Section 46 then builds on the duty to collect waste by providing that WCAs may require occupiers to “place waste for collection in receptacles of a kind and number specified.” The type and number of receptacles/bins must be “reasonable”. WDAs can either provide the receptacles/bins free of charge, make a charge for them where the householder agrees, or require the householder to provide them. Moreover, the WCA can impose requirements as to the use of bins and on this basis numerous local authorities now refuse to collect “side waste”.

Following a letter from DEFRA to all collection authorities, Southampton City Council obtained a legal opinion stating that it cannot legally refuse to collect “side waste”. While we have not seen a copy of the earlier DEFRA letter or the legal opinion itself which may fall into specifics, it would seem on a hard reading of the EPA that WCAs (providing the correct notices have been issued) may legitimately refuse to collect “side waste”.

On the issue of charging householders it is widely thought that the ability to charge for collection of household waste will require a change to legislation although WCAs are permitted under the EPA (s.46) to make charge for the provision of “receptacles” and so, it could be argued that they could charge for the provision of sacks such as is common with commercial waste.
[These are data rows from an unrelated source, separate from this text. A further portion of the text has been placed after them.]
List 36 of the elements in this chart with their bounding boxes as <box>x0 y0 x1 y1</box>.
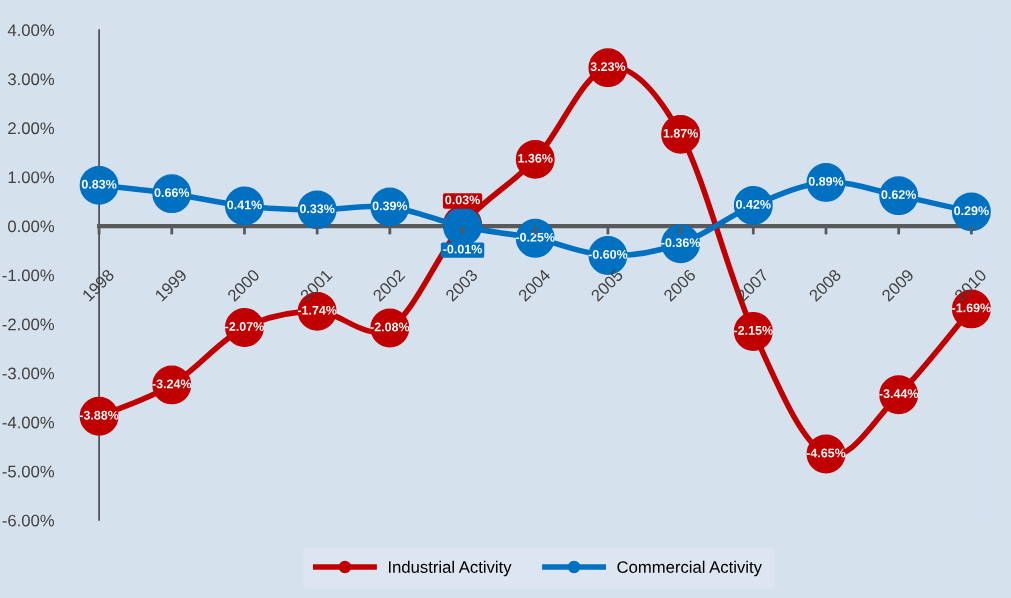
data-label: 1.87% <box>663 128 698 138</box>
y-tick-label: -6.00% <box>2 514 55 527</box>
data-label: 0.33% <box>299 204 335 214</box>
y-tick-label: 0.00% <box>8 220 55 233</box>
data-label: 3.23% <box>590 62 626 72</box>
data-label: 0.29% <box>954 206 989 216</box>
y-tick-label: 2.00% <box>8 122 55 135</box>
y-tick-label: -1.00% <box>2 269 55 282</box>
data-label: -1.74% <box>297 305 337 315</box>
data-label: -2.15% <box>733 325 773 335</box>
data-label: -1.69% <box>952 303 991 313</box>
data-label: -4.65% <box>806 448 846 458</box>
legend-label: Industrial Activity <box>388 560 512 577</box>
y-tick-label: -2.00% <box>2 318 55 331</box>
data-label: -0.60% <box>588 249 628 259</box>
data-label: -2.07% <box>225 322 264 331</box>
y-tick-label: -4.00% <box>2 416 55 429</box>
data-label: 1.36% <box>518 153 553 163</box>
y-tick-label: 4.00% <box>7 24 55 37</box>
data-label: -0.36% <box>661 238 701 248</box>
data-label: 0.42% <box>736 199 771 209</box>
data-label: 0.83% <box>81 179 117 189</box>
legend-label: Commercial Activity <box>617 560 762 577</box>
data-label: 0.89% <box>808 176 844 186</box>
data-label: 0.41% <box>227 200 262 210</box>
y-tick-label: -3.00% <box>2 367 55 380</box>
data-label: -0.25% <box>515 232 555 242</box>
data-label: 0.66% <box>154 188 190 198</box>
data-label: -3.44% <box>879 389 919 399</box>
y-tick-label: -5.00% <box>2 465 55 478</box>
data-label: 0.62% <box>881 190 917 199</box>
y-tick-label: 1.00% <box>8 171 55 184</box>
data-label: -0.01% <box>443 244 483 254</box>
data-label: 0.39% <box>372 201 408 211</box>
y-tick-label: 3.00% <box>8 73 55 86</box>
data-label: 0.03% <box>445 195 480 205</box>
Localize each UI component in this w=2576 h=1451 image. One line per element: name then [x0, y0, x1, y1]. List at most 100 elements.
Are there any implications for local authorities or waste services contractors in the recently imposed Duty of Care for householders who are advised to ensure they use registered waste carriers for some categories of waste disposal?

The Waste (Household Waste Duty of Care) (England and Wales) Regulations 2005 were issued last October and came into force on 21 November 2005. They extend the Section 34 EPA Duty of Care in relation to waste to householders to ensure that their waste is properly disposed of.
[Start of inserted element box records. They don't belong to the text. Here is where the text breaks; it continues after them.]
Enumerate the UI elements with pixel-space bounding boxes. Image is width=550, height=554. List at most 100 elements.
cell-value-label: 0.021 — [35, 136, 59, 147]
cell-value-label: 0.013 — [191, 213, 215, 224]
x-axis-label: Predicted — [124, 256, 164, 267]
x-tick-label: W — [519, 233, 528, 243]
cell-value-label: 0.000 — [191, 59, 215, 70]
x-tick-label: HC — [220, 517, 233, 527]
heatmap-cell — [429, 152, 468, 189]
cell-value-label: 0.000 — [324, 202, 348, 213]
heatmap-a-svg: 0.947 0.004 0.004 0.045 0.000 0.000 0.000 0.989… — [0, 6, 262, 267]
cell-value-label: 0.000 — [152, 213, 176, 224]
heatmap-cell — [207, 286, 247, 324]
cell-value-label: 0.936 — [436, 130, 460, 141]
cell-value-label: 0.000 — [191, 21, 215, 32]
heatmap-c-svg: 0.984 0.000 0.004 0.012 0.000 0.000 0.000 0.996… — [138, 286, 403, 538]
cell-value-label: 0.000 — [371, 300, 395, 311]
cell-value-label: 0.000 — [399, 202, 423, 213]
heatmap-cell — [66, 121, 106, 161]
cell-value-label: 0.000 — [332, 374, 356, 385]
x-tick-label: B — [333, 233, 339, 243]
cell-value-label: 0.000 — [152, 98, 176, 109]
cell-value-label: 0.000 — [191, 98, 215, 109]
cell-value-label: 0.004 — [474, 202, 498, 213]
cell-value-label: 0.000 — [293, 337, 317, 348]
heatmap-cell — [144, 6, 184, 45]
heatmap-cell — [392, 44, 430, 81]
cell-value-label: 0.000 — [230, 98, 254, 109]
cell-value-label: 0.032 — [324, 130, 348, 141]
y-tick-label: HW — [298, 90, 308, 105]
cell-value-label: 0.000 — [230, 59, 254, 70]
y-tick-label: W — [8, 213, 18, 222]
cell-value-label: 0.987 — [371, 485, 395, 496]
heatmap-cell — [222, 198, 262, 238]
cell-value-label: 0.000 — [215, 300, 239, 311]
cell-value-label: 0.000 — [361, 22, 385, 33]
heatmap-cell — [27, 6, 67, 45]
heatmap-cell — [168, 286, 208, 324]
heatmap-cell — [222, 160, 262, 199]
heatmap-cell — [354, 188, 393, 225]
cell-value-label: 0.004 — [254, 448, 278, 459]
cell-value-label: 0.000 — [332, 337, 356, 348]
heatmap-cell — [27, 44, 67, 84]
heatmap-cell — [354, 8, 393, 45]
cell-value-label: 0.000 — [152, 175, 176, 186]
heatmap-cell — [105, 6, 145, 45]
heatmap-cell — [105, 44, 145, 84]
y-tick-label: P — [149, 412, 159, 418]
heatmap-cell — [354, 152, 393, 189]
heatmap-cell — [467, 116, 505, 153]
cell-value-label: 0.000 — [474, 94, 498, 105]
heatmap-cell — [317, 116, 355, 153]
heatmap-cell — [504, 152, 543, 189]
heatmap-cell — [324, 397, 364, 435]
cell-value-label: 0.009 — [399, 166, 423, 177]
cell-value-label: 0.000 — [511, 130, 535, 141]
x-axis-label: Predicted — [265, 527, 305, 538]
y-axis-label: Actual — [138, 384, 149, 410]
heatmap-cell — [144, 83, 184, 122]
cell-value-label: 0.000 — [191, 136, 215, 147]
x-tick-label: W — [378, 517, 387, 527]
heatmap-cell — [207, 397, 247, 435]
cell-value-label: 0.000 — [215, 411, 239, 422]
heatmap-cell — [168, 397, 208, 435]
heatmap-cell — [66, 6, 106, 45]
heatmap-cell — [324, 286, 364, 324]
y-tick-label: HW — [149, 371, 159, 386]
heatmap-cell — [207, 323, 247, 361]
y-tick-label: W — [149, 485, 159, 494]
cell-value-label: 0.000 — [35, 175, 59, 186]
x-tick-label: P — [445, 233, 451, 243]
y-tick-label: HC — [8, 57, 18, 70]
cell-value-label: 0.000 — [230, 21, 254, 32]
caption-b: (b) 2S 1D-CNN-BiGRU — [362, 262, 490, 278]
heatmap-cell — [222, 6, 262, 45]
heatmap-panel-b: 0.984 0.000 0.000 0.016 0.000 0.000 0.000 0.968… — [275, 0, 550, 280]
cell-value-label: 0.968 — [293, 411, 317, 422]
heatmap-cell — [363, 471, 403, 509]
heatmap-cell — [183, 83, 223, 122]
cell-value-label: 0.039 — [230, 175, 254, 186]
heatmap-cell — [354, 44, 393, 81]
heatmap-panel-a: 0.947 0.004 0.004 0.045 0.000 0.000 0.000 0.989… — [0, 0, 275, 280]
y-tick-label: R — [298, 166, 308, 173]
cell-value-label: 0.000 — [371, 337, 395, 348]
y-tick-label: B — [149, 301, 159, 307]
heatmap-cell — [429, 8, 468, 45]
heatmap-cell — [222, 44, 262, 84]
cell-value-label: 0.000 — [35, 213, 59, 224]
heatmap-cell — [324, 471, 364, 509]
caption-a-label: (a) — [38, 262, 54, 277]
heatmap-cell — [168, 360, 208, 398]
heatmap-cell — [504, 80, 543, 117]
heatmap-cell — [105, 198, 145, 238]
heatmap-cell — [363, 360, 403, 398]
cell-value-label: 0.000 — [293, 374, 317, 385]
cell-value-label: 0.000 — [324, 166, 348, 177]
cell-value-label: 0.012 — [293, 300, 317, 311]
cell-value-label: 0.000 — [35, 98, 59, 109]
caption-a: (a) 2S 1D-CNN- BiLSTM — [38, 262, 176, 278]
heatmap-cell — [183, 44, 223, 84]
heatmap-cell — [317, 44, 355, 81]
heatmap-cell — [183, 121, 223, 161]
In practice the new duties will only have implications for those LAs that bite the bullet and decide to prosecute householders for breach of the statutory obligation. The Government expects to see around 100 court prosecutions per year.

We suspect that some LAs will only resort to the use of an expensive court based solution once or twice per year as part of a local publicity drive against fly-tipping, but it is reasonable to expect that such cases will only be taken against householders capable of paying prosecution costs and only in circumstances where there is cast-iron evidence to secure a conviction.

Any form of enforcement action has to overcome the evidential difficulty of demonstrating that the householder did not take reasonable measures to ensure that the waste was properly disposed of. On occasions this will require detailed fact gathering.

We feel registered waste carriers can expect to see a small rise in the volume of waste recovered direct from households, but consideration is no doubt being given to increasing or imposing charges for removal of such waste in appropriate circumstances. Waste carriers will not have to bother with creating transfer notes when collecting such waste from householders.

This column does not constitute legal advice. Specific legal advice should be taken before acting on any of the topics covered.